Оставив Вареньку в лицах пересказывать визит генеральше, я пошла во двор, где Матрена примостилась со стиркой. Рядом, в пятнистой тени старой яблони, устроилась Катюшка. Подобрав прутик, она играла с котенком. Тот, распушив хвост-морковку, охотился: припадал к земле, смешно вилял задом и отважно бросался в атаку на неуловимую «добычу», каждый раз промахиваясь на вершок. Мурка приглядывала за ним с яблони. Завидев сопровождавшего меня Полкана, она вильнула кончиком хвоста, но вмешиваться не стала. Полкан коротко глянул на нее, будто приветствуя, и улегся, опустив голову на лапы, чтобы со снисходительным добродушием наблюдать за игрой малышни.

Матрена опустила белье в таз и развернулась ко мне, вытирая руки передником.

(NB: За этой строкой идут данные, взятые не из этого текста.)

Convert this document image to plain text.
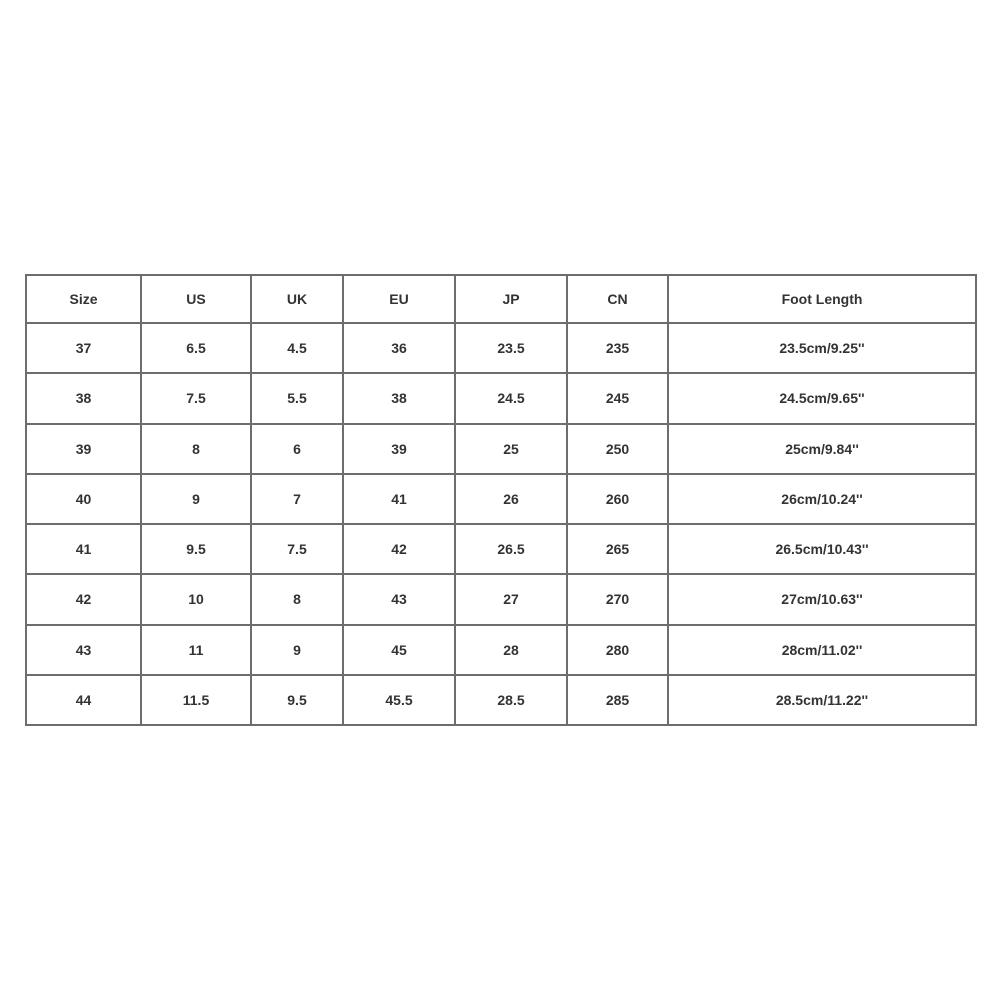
Size	US	UK	EU	JP	CN	Foot Length
37	6.5	4.5	36	23.5	235	23.5cm/9.25''
38	7.5	5.5	38	24.5	245	24.5cm/9.65''
39	8	6	39	25	250	25cm/9.84''
40	9	7	41	26	260	26cm/10.24''
41	9.5	7.5	42	26.5	265	26.5cm/10.43''
42	10	8	43	27	270	27cm/10.63''
43	11	9	45	28	280	28cm/11.02''
44	11.5	9.5	45.5	28.5	285	28.5cm/11.22''
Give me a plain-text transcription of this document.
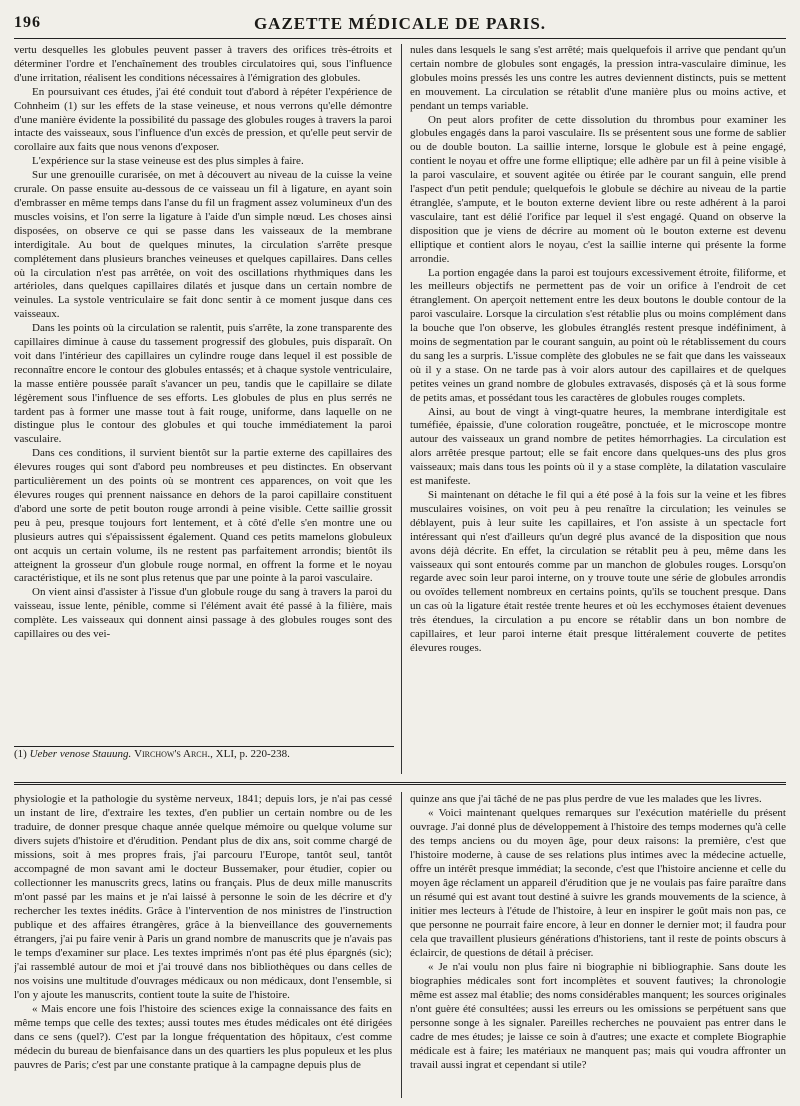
196	GAZETTE MÉDICALE DE PARIS.

vertu desquelles les globules peuvent passer à travers des orifices très-étroits et déterminer l'ordre et l'enchaînement des troubles circulatoires qui, sous l'influence d'une irritation, réalisent les conditions nécessaires à l'émigration des globules.

En poursuivant ces études, j'ai été conduit tout d'abord à répéter l'expérience de Cohnheim (1) sur les effets de la stase veineuse, et nous verrons qu'elle démontre d'une manière évidente la possibilité du passage des globules rouges à travers la paroi intacte des vaisseaux, sous l'influence d'un excès de pression, et qu'elle peut servir de corollaire aux faits que nous venons d'exposer.

L'expérience sur la stase veineuse est des plus simples à faire.

Sur une grenouille curarisée, on met à découvert au niveau de la cuisse la veine crurale. On passe ensuite au-dessous de ce vaisseau un fil à ligature, en ayant soin d'embrasser en même temps dans l'anse du fil un fragment assez volumineux d'un des muscles voisins, et l'on serre la ligature à l'aide d'un simple nœud. Les choses ainsi disposées, on observe ce qui se passe dans les vaisseaux de la membrane interdigitale. Au bout de quelques minutes, la circulation s'arrête presque complétement dans plusieurs branches veineuses et quelques capillaires. Dans celles où la circulation n'est pas arrêtée, on voit des oscillations rhythmiques dans les artérioles, dans quelques capillaires dilatés et jusque dans un certain nombre de veinules. La systole ventriculaire se fait donc sentir à ce moment jusque dans ces vaisseaux.

Dans les points où la circulation se ralentit, puis s'arrête, la zone transparente des capillaires diminue à cause du tassement progressif des globules, puis disparaît. On voit dans l'intérieur des capillaires un cylindre rouge dans lequel il est possible de reconnaître encore le contour des globules entassés; et à chaque systole ventriculaire, la masse entière poussée paraît s'avancer un peu, tandis que le capillaire se dilate légèrement sous l'influence de ses efforts. Les globules de plus en plus serrés ne tardent pas à former une masse tout à fait rouge, uniforme, dans laquelle on ne distingue plus le contour des globules et qui touche immédiatement la paroi vasculaire.

Dans ces conditions, il survient bientôt sur la partie externe des capillaires des élevures rouges qui sont d'abord peu nombreuses et peu distinctes. En observant particulièrement un des points où se montrent ces apparences, on voit que les élevures rouges qui prennent naissance en dehors de la paroi capillaire constituent d'abord une sorte de petit bouton rouge arrondi à peine visible. Cette saillie grossit peu à peu, presque toujours fort lentement, et à côté d'elle s'en montre une ou plusieurs autres qui s'épaississent également. Quand ces petits mamelons globuleux ont acquis un certain volume, ils ne restent pas parfaitement arrondis; bientôt ils atteignent la grosseur d'un globule rouge normal, en offrent la forme et le noyau caractéristique, et ils ne sont plus retenus que par une pointe à la paroi vasculaire.

On vient ainsi d'assister à l'issue d'un globule rouge du sang à travers la paroi du vaisseau, issue lente, pénible, comme si l'élément avait été passé à la filière, mais complète. Les vaisseaux qui donnent ainsi passage à des globules rouges sont des capillaires ou des vei-

nules dans lesquels le sang s'est arrêté; mais quelquefois il arrive que pendant qu'un certain nombre de globules sont engagés, la pression intra-vasculaire diminue, les globules moins pressés les uns contre les autres deviennent distincts, puis se mettent en mouvement. La circulation se rétablit d'une manière plus ou moins active, et pendant un temps variable.

On peut alors profiter de cette dissolution du thrombus pour examiner les globules engagés dans la paroi vasculaire. Ils se présentent sous une forme de sablier ou de double bouton. La saillie interne, lorsque le globule est à peine engagé, contient le noyau et offre une forme elliptique; elle adhère par un fil à peine visible à la paroi vasculaire, et souvent agitée ou étirée par le courant sanguin, elle prend l'aspect d'un petit pendule; quelquefois le globule se déchire au niveau de la partie étranglée, s'ampute, et le bouton externe devient libre ou reste adhérent à la paroi vasculaire, tant est délié l'orifice par lequel il s'est engagé. Quand on observe la disposition que je viens de décrire au moment où le bouton externe est devenu elliptique et contient alors le noyau, c'est la saillie interne qui présente la forme arrondie.

La portion engagée dans la paroi est toujours excessivement étroite, filiforme, et les meilleurs objectifs ne permettent pas de voir un orifice à l'endroit de cet étranglement. On aperçoit nettement entre les deux boutons le double contour de la paroi vasculaire. Lorsque la circulation s'est rétablie plus ou moins complément dans la bouche que l'on observe, les globules étranglés restent presque indéfiniment, à moins de segmentation par le courant sanguin, au point où le rétablissement du cours du sang les a surpris. L'issue complète des globules ne se fait que dans les vaisseaux où il y a stase. On ne tarde pas à voir alors autour des capillaires et de quelques petites veines un grand nombre de globules extravasés, disposés çà et là sous forme de petits amas, et possédant tous les caractères de globules rouges complets.

Ainsi, au bout de vingt à vingt-quatre heures, la membrane interdigitale est tuméfiée, épaissie, d'une coloration rougeâtre, ponctuée, et le microscope montre autour des vaisseaux un grand nombre de petites hémorrhagies. La circulation est alors arrêtée presque partout; elle se fait encore dans quelques-uns des plus gros vaisseaux; mais dans tous les points où il y a stase complète, la dilatation vasculaire est manifeste.

Si maintenant on détache le fil qui a été posé à la fois sur la veine et les fibres musculaires voisines, on voit peu à peu renaître la circulation; les veinules se déblayent, puis à leur suite les capillaires, et l'on assiste à un spectacle fort intéressant qui n'est d'ailleurs qu'un degré plus avancé de la disposition que nous avons déjà décrite. En effet, la circulation se rétablit peu à peu, même dans les vaisseaux qui sont entourés comme par un manchon de globules rouges. Lorsqu'on regarde avec soin leur paroi interne, on y trouve toute une série de globules arrondis ou ovoïdes tellement nombreux en certains points, qu'ils se touchent presque. Dans un cas où la ligature était restée trente heures et où les ecchymoses étaient devenues très étendues, la circulation a pu encore se rétablir dans un bon nombre de capillaires, et leur paroi interne était presque littéralement couverte de petites élevures rouges.

(1) Ueber venose Stauung. Virchow's Arch., XLI, p. 220-238.

physiologie et la pathologie du système nerveux, 1841; depuis lors, je n'ai pas cessé un instant de lire, d'extraire les textes, d'en publier un certain nombre ou de les traduire, de donner presque chaque année quelque mémoire ou quelque volume sur divers sujets d'histoire et d'érudition. Pendant plus de dix ans, soit comme chargé de missions, soit à mes propres frais, j'ai parcouru l'Europe, tantôt seul, tantôt accompagné de mon savant ami le docteur Bussemaker, pour étudier, copier ou collectionner les manuscrits grecs, latins ou français. Plus de deux mille manuscrits m'ont passé par les mains et je n'ai laissé à personne le soin de les décrire et d'y rechercher les textes inédits. Grâce à l'intervention de nos ministres de l'instruction publique et des affaires étrangères, grâce à la bienveillance des gouvernements étrangers, j'ai pu faire venir à Paris un grand nombre de manuscrits que je n'avais pas le temps d'examiner sur place. Les textes imprimés n'ont pas été plus épargnés (sic); j'ai rassemblé autour de moi et j'ai trouvé dans nos bibliothèques ou dans celles de nos voisins une multitude d'ouvrages médicaux ou non médicaux, dont l'ensemble, si l'on y ajoute les manuscrits, contient toute la suite de l'histoire.

« Mais encore une fois l'histoire des sciences exige la connaissance des faits en même temps que celle des textes; aussi toutes mes études médicales ont été dirigées dans ce sens (quel?). C'est par la longue fréquentation des hôpitaux, c'est comme médecin du bureau de bienfaisance dans un des quartiers les plus populeux et les plus pauvres de Paris; c'est par une constante pratique à la campagne depuis plus de

quinze ans que j'ai tâché de ne pas plus perdre de vue les malades que les livres.

« Voici maintenant quelques remarques sur l'exécution matérielle du présent ouvrage. J'ai donné plus de développement à l'histoire des temps modernes qu'à celle des temps anciens ou du moyen âge, pour deux raisons: la première, c'est que l'histoire moderne, à cause de ses relations plus intimes avec la médecine actuelle, offre un intérêt presque immédiat; la seconde, c'est que l'histoire ancienne et celle du moyen âge réclament un appareil d'érudition que je ne voulais pas faire paraître dans un résumé qui est avant tout destiné à suivre les grands mouvements de la science, à initier mes lecteurs à l'étude de l'histoire, à leur en inspirer le goût mais non pas, ce que personne ne pourrait faire encore, à leur en donner le dernier mot; il faudra pour cela que travaillent plusieurs générations d'historiens, tant il reste de points obscurs à éclaircir, de questions de détail à préciser.

« Je n'ai voulu non plus faire ni biographie ni bibliographie. Sans doute les biographies médicales sont fort incomplètes et souvent fautives; la chronologie même est assez mal établie; des noms considérables manquent; les sources originales n'ont guère été consultées; aussi les erreurs ou les omissions se perpétuent sans que personne songe à les signaler. Pareilles recherches ne pouvaient pas entrer dans le cadre de mes études; je laisse ce soin à d'autres; une exacte et complete Biographie médicale est à faire; les matériaux ne manquent pas; mais qui voudra affronter un travail aussi ingrat et cependant si utile?
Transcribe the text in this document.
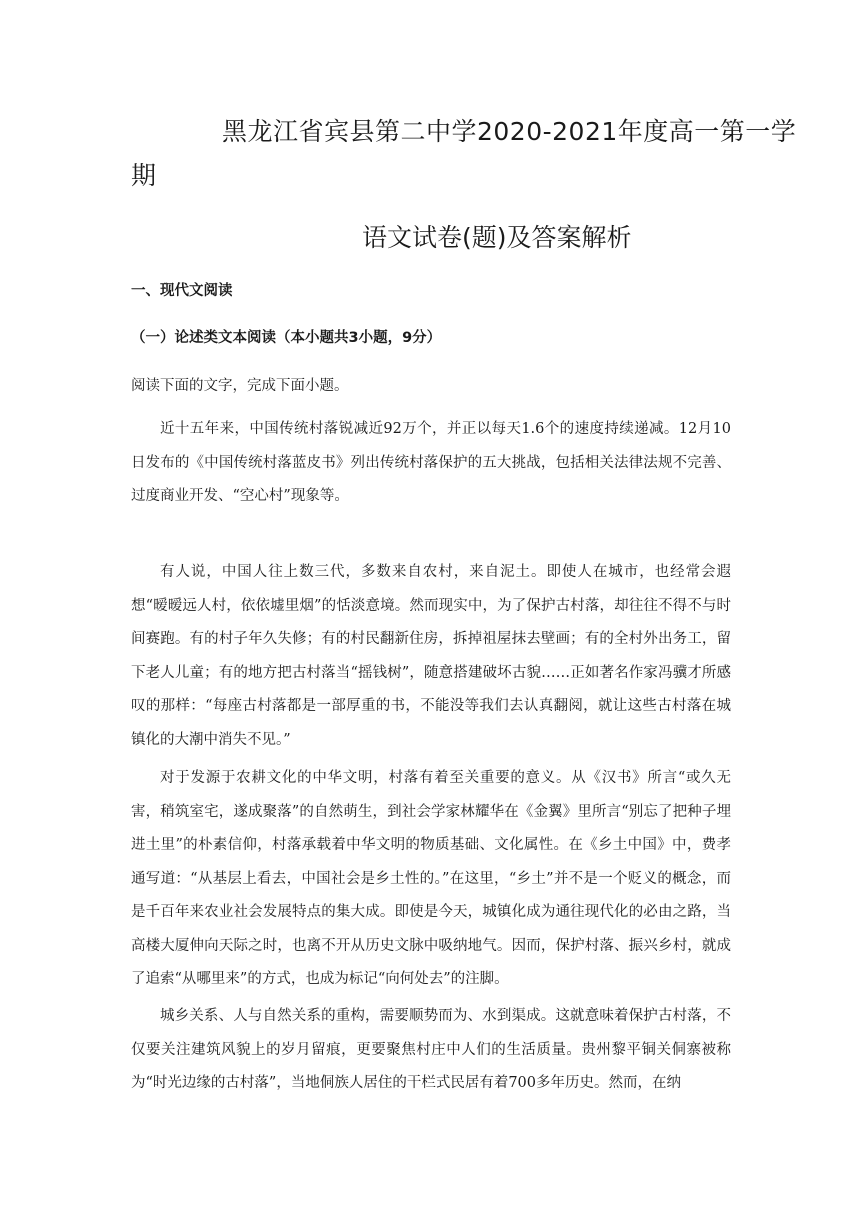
黑龙江省宾县第二中学2020-2021年度高一第一学
期
语文试卷(题)及答案解析
一、现代文阅读
（一）论述类文本阅读（本小题共3小题，9分）
阅读下面的文字，完成下面小题。

近十五年来，中国传统村落锐减近92万个，并正以每天1.6个的速度持续递减。12月10日发布的《中国传统村落蓝皮书》列出传统村落保护的五大挑战，包括相关法律法规不完善、过度商业开发、“空心村”现象等。

有人说，中国人往上数三代，多数来自农村，来自泥土。即使人在城市，也经常会遐想“暧暧远人村，依依墟里烟”的恬淡意境。然而现实中，为了保护古村落，却往往不得不与时间赛跑。有的村子年久失修；有的村民翻新住房，拆掉祖屋抹去壁画；有的全村外出务工，留下老人儿童；有的地方把古村落当“摇钱树”，随意搭建破坏古貌……正如著名作家冯骥才所感叹的那样：“每座古村落都是一部厚重的书，不能没等我们去认真翻阅，就让这些古村落在城镇化的大潮中消失不见。”

对于发源于农耕文化的中华文明，村落有着至关重要的意义。从《汉书》所言“或久无害，稍筑室宅，遂成聚落”的自然萌生，到社会学家林耀华在《金翼》里所言“别忘了把种子埋进土里”的朴素信仰，村落承载着中华文明的物质基础、文化属性。在《乡土中国》中，费孝通写道：“从基层上看去，中国社会是乡土性的。”在这里，“乡土”并不是一个贬义的概念，而是千百年来农业社会发展特点的集大成。即使是今天，城镇化成为通往现代化的必由之路，当高楼大厦伸向天际之时，也离不开从历史文脉中吸纳地气。因而，保护村落、振兴乡村，就成了追索“从哪里来”的方式，也成为标记“向何处去”的注脚。

城乡关系、人与自然关系的重构，需要顺势而为、水到渠成。这就意味着保护古村落，不仅要关注建筑风貌上的岁月留痕，更要聚焦村庄中人们的生活质量。贵州黎平铜关侗寨被称为“时光边缘的古村落”，当地侗族人居住的干栏式民居有着700多年历史。然而，在纳
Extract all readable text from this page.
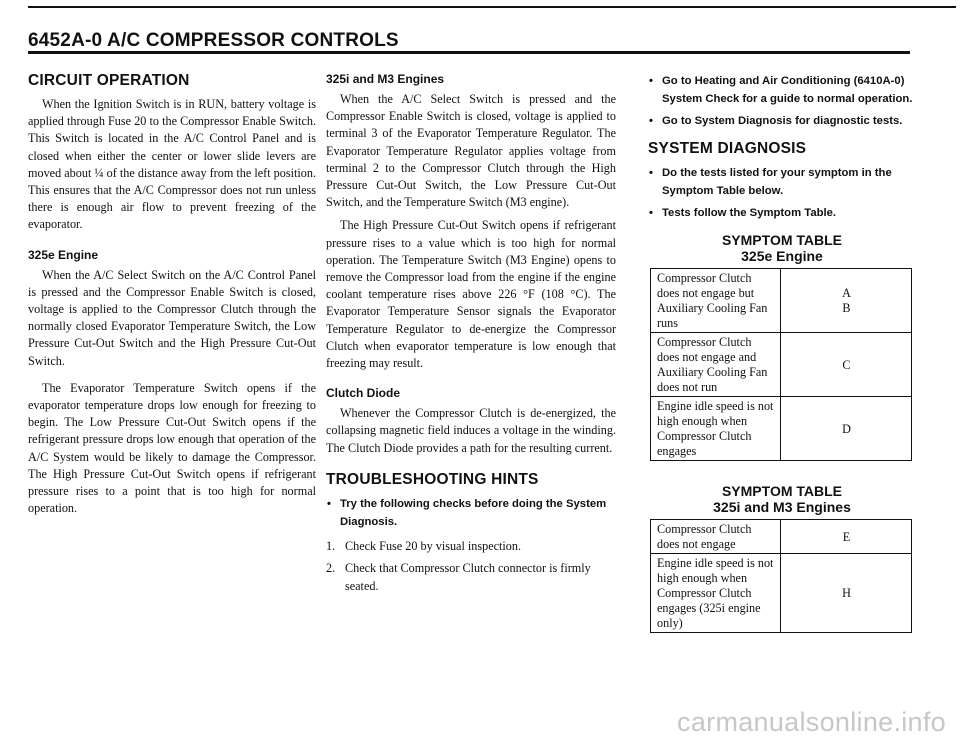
6452A-0 A/C COMPRESSOR CONTROLS
CIRCUIT OPERATION

When the Ignition Switch is in RUN, battery voltage is applied through Fuse 20 to the Compressor Enable Switch. This Switch is located in the A/C Control Panel and is closed when either the center or lower slide levers are moved about ¼ of the distance away from the left position. This ensures that the A/C Compressor does not run unless there is enough air flow to prevent freezing of the evaporator.

325e Engine

When the A/C Select Switch on the A/C Control Panel is pressed and the Compressor Enable Switch is closed, voltage is applied to the Compressor Clutch through the normally closed Evaporator Temperature Switch, the Low Pressure Cut-Out Switch and the High Pressure Cut-Out Switch.

The Evaporator Temperature Switch opens if the evaporator temperature drops low enough for freezing to begin. The Low Pressure Cut-Out Switch opens if the refrigerant pressure drops low enough that operation of the A/C System would be likely to damage the Compressor. The High Pressure Cut-Out Switch opens if refrigerant pressure rises to a point that is too high for normal operation.

325i and M3 Engines

When the A/C Select Switch is pressed and the Compressor Enable Switch is closed, voltage is applied to terminal 3 of the Evaporator Temperature Regulator. The Evaporator Temperature Regulator applies voltage from terminal 2 to the Compressor Clutch through the High Pressure Cut-Out Switch, the Low Pressure Cut-Out Switch, and the Temperature Switch (M3 engine).

The High Pressure Cut-Out Switch opens if refrigerant pressure rises to a value which is too high for normal operation. The Temperature Switch (M3 Engine) opens to remove the Compressor load from the engine if the engine coolant temperature rises above 226 °F (108 °C). The Evaporator Temperature Sensor signals the Evaporator Temperature Regulator to de-energize the Compressor Clutch when evaporator temperature is low enough that freezing may result.

Clutch Diode

Whenever the Compressor Clutch is de-energized, the collapsing magnetic field induces a voltage in the winding. The Clutch Diode provides a path for the resulting current.

TROUBLESHOOTING HINTS
• Try the following checks before doing the System Diagnosis.
1. Check Fuse 20 by visual inspection.
2. Check that Compressor Clutch connector is firmly seated.
• Go to Heating and Air Conditioning (6410A-0) System Check for a guide to normal operation.
• Go to System Diagnosis for diagnostic tests.
SYSTEM DIAGNOSIS
• Do the tests listed for your symptom in the Symptom Table below.
• Tests follow the Symptom Table.
SYMPTOM TABLE
325e Engine
Compressor Clutch does not engage but Auxiliary Cooling Fan runs	A
B

Compressor Clutch does not engage and Auxiliary Cooling Fan does not run	C

Engine idle speed is not high enough when Compressor Clutch engages	D
SYMPTOM TABLE
325i and M3 Engines
Compressor Clutch does not engage	E

Engine idle speed is not high enough when Compressor Clutch engages (325i engine only)	H
carmanualsonline.info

— Дело у меня к тебе есть, — сказала я ей. — Сыр варить, наподобие вчерашнего. Не одной, с помощницами. Ты баба расторопная, смекалистая, тебе только могу доверить за всем присматривать.

Матрена покраснела, затеребила передник.

— Спасибо, барышня, за добрые слова.

— Работы много будет, врать не стану. И ответственности много: нужно будет помощниц твоих научить да смотреть, чтобы баре рецепт не украли. Плачу три змейки в день.

Она просияла. Я добавила:

— Но нужно будет у другой барыни жить, потому что сыворотка для сыра ее. Имение Белозерское, может, слышала.

Матрена кивнула.

— Слышала, но никогда не была. Барышня, ежели в чужой дом работать, Катьку свою я куда дену?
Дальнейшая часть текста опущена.